6 entry daha
  • kieslowski'nin bleu ile büyük benzerlikler taşıyan, politik temaları işlediği son filmi. bu filmden sonra yalnızca insan ruhunu anlamaya yönelik daha kişisel denebilecek filmler çekmiştir.

    politik dediysem baştan aşağı politik değil elbet. yine insana dair yalnızca kieslowski sinemasında görülebilecek çok ince dokunuşlar var. filmde bir yandan politik bir suçlunun mücadelesi anlatılırken diğer taraftan ölen kocasının ardından bu kayıpla başa çıkmaya çalışan bir kadını izliyoruz. ve yine sinemanın şiire çok yaklaştığı bir anlatım tarzı görüyoruz.
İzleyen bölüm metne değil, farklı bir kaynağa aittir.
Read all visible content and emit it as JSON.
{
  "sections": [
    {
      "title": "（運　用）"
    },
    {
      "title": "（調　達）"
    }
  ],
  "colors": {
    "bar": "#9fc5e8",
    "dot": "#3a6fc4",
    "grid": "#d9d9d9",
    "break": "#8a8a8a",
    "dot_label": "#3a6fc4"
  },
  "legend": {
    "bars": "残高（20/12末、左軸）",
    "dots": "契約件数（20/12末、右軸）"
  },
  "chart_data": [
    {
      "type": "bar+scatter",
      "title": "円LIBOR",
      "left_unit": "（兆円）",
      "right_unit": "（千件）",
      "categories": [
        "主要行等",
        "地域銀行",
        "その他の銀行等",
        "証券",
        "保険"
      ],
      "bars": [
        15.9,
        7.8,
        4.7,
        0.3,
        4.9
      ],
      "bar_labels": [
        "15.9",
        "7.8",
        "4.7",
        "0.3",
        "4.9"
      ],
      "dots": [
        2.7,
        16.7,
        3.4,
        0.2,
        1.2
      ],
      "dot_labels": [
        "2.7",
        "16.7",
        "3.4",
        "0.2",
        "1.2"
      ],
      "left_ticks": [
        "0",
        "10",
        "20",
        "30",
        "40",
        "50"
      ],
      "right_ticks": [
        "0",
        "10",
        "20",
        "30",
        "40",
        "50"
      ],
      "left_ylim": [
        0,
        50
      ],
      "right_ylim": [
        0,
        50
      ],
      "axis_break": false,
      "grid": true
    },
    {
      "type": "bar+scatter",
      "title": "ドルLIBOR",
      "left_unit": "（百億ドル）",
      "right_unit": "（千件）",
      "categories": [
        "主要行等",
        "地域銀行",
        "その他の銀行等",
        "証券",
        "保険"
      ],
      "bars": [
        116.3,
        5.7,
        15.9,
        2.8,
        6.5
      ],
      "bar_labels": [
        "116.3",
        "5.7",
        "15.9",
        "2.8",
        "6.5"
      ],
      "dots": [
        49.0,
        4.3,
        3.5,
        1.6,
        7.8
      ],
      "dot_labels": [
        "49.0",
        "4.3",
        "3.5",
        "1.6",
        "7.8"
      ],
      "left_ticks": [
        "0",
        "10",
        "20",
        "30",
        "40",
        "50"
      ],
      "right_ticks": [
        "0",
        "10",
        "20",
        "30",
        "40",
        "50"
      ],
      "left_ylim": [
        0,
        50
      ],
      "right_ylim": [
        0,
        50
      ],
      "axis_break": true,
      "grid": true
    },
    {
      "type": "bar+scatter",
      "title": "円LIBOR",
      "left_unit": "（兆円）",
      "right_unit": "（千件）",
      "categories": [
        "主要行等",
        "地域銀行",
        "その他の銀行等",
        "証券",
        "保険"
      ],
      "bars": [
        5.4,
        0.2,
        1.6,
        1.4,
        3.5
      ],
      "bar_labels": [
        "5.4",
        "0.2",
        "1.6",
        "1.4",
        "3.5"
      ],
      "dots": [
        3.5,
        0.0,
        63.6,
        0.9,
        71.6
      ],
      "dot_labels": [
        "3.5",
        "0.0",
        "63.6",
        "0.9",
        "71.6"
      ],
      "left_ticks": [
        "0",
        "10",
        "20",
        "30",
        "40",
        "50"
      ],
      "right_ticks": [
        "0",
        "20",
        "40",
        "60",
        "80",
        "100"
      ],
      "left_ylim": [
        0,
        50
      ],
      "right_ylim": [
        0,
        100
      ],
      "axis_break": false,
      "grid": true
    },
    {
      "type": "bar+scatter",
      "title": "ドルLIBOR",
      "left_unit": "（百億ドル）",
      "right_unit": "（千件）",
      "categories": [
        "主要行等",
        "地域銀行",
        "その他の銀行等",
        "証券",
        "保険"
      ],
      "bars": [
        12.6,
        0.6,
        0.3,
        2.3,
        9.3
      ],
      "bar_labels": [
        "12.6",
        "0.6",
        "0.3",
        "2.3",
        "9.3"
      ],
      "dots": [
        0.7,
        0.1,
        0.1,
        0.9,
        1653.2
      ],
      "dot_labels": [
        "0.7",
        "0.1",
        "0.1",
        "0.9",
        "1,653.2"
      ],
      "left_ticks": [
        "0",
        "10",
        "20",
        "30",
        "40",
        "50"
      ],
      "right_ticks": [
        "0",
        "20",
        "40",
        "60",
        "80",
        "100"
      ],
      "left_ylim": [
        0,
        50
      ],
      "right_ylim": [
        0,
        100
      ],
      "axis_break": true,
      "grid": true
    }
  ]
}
    kieslowski sinemasının olmazsa olmazlarından iki temayla burada da karşılaşıyoruz: gözetle(n)me ve iletişimsizlik. ölen kocası bir hayalet gibi karısının peşinden dolaşmaya başlar ve onu adım adım izler. filmde karakterlerin açıklayamadığı bazı olayların acaba ölen kocası tarafından mı yapıldığı şüphesi uyandırılır yönetmen tarafından. bu soruya kesin cevap verilmez. (o yüzden şiirseldir.)

    yine bir sahnede kadın yabancı bir adamla birlikte olur, konuşurlarken birden adamın kendi dilini bilmediğini bildiği halde lehçe konuşmaya başlar kadın, adamın soru soran bakışlarına karşılık olarak da "anlamasan da olur." der. (bunu da lehçe söyler.)

    yine film hakkında öğrendiğim ilginç bir not. filmde kadın george orwell'in bir kitabını çevirmekle uğraşmaktadır. ilginç olan o tarihte orwell'in lehçeye çevrilmiş bir eseri yoktur henüz. bu da filmdeki politik göndermelerden biri olabilir.